I’m delighted that you have the car running nicely.
Jake - Has Bad Luck So You Don't Have To
> SantaRita
05/05/2017 at 14:15 | 1 |
This is good oppo. This needs shared to the FP
BvdV - The Dutch Engineer
> SantaRita
05/05/2017 at 14:42 | 1 |
Great write-up! And good to see you managed to solve the problems in the end. I hope you can start to enjoy the car soon.
promoted by the color red
> SantaRita
05/05/2017 at 14:46 | 1 |
SEVENSTOCK!
ITA97, now with more Jag @ opposite-lock.com
> SantaRita
05/05/2017 at 14:53 | 1 |
Great write up! Also, I love those wheels. I once owned two sets of them with the centers bored out to fit the hubs on my long gone MX-6 V6.
SantaRita
> ITA97, now with more Jag @ opposite-lock.com
05/05/2017 at 15:13 | 0 |
The wheels are so light...13lbs or so...finding lighter wheels that are as nice isn’t easy. These FC look great with the similar, larger, BBS mesh wheels from the Crown Victoria but those are ~20lbs each.
SantaRita
> nerd_racing
05/05/2017 at 15:20 | 1 |
I want to maintain it so long that i’ve started training my replacement.
gawdzillla
> SantaRita
05/05/2017 at 15:34 | 0 |
love it
i had 4 or 5 of those things and never gone in to such detail repair
the last one the motor was gone and i went to the dark side
I certainly miss it, especially that exhaust note, its what made me fall in love with it the first place
good luck. if u maintain it well it will not die
SantaRita
> gawdzillla
05/05/2017 at 15:46 | 1 |
This is my second FC. I had an 86 GXL I wrecked in high school almost 20 years ago. This rebuild is karma giving me a chance to do the reverse. Video is first run after ‘sorted’ MAF!
SantaRita
> promoted by the color red
05/18/2017 at 17:17 | 0 |
i’m going to hold a local rotary party.
PinkRacer
> SantaRita
08/25/2017 at 09:37 | 1 |
A man after my own heart. ‘88 convertible owner here - bought it with (just) a non-working engine that was (supposedly) a fresh rebuild...
4 years later:
- Almost completely new engine - many of my parts were not reusable - only the rotors
- Completely new fuel system
- Transmission swap & driveshaft
- Large amounts of body work (including welded repairs, replacing the doors)

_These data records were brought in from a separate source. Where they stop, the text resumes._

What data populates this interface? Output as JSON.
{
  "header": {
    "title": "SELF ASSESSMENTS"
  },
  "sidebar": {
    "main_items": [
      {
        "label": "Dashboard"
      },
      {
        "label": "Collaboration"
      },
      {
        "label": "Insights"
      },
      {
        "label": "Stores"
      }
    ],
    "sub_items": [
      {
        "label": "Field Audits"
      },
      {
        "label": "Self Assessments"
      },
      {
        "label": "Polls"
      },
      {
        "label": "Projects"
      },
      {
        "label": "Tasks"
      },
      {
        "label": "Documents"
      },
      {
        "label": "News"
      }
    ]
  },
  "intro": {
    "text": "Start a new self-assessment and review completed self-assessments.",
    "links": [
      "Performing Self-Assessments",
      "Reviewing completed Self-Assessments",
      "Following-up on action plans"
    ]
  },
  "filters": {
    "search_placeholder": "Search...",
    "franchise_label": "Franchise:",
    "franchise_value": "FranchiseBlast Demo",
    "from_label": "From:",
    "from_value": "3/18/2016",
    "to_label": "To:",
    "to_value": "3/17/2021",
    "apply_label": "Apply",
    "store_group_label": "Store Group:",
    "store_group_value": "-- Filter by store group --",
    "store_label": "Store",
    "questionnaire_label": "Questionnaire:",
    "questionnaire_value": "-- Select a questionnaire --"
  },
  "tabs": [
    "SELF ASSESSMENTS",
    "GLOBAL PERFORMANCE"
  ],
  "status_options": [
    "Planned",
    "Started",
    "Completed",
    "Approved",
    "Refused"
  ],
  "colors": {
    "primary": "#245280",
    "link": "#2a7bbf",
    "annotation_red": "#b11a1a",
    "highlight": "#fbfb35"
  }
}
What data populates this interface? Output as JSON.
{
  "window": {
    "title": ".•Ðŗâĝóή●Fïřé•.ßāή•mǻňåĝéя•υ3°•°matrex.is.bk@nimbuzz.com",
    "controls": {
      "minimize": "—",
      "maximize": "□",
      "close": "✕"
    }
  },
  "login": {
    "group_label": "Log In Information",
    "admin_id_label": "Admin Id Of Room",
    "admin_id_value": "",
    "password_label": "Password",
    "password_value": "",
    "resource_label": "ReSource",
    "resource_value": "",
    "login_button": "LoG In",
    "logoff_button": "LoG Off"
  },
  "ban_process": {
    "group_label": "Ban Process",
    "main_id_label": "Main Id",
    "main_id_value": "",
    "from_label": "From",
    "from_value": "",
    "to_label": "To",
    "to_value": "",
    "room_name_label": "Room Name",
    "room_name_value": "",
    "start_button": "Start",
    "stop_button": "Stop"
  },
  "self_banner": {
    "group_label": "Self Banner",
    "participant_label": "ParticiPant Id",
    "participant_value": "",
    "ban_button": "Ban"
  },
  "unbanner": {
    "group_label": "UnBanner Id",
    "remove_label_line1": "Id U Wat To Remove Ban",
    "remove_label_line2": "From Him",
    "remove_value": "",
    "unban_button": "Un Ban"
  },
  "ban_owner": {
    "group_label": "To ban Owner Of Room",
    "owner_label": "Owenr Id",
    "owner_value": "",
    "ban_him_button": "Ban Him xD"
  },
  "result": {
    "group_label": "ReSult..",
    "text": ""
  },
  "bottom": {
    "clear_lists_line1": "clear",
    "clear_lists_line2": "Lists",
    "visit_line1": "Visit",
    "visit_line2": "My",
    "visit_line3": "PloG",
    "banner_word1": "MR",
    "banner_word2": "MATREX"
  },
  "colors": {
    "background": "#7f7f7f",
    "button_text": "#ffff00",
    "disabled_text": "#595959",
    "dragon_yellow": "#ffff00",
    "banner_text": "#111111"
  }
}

- Complete re-engineering of air to water intercooler system (aftermarket)
- New radiator
- New endlinks
- Completely new suspension
- Complete refurbishment of interior (incl. reupholstering of seats)
- New convertible top
But.........now I’m (finally) able to drive it, after 4 years of finding parts and working on it, and it’s all worth it...right...right?
SantaRita
> PinkRacer
08/25/2017 at 10:51 | 0 |
humina humina humina nice freaking vert.
PinkRacer
> SantaRita
08/25/2017 at 13:59 | 0 |
Thanks! I often questioned my sanity, but the final product has been mostly worth it
SantaRita
> PinkRacer
08/25/2017 at 16:03 | 0 |
sanity is about as overrated as FC are underrated, Imo.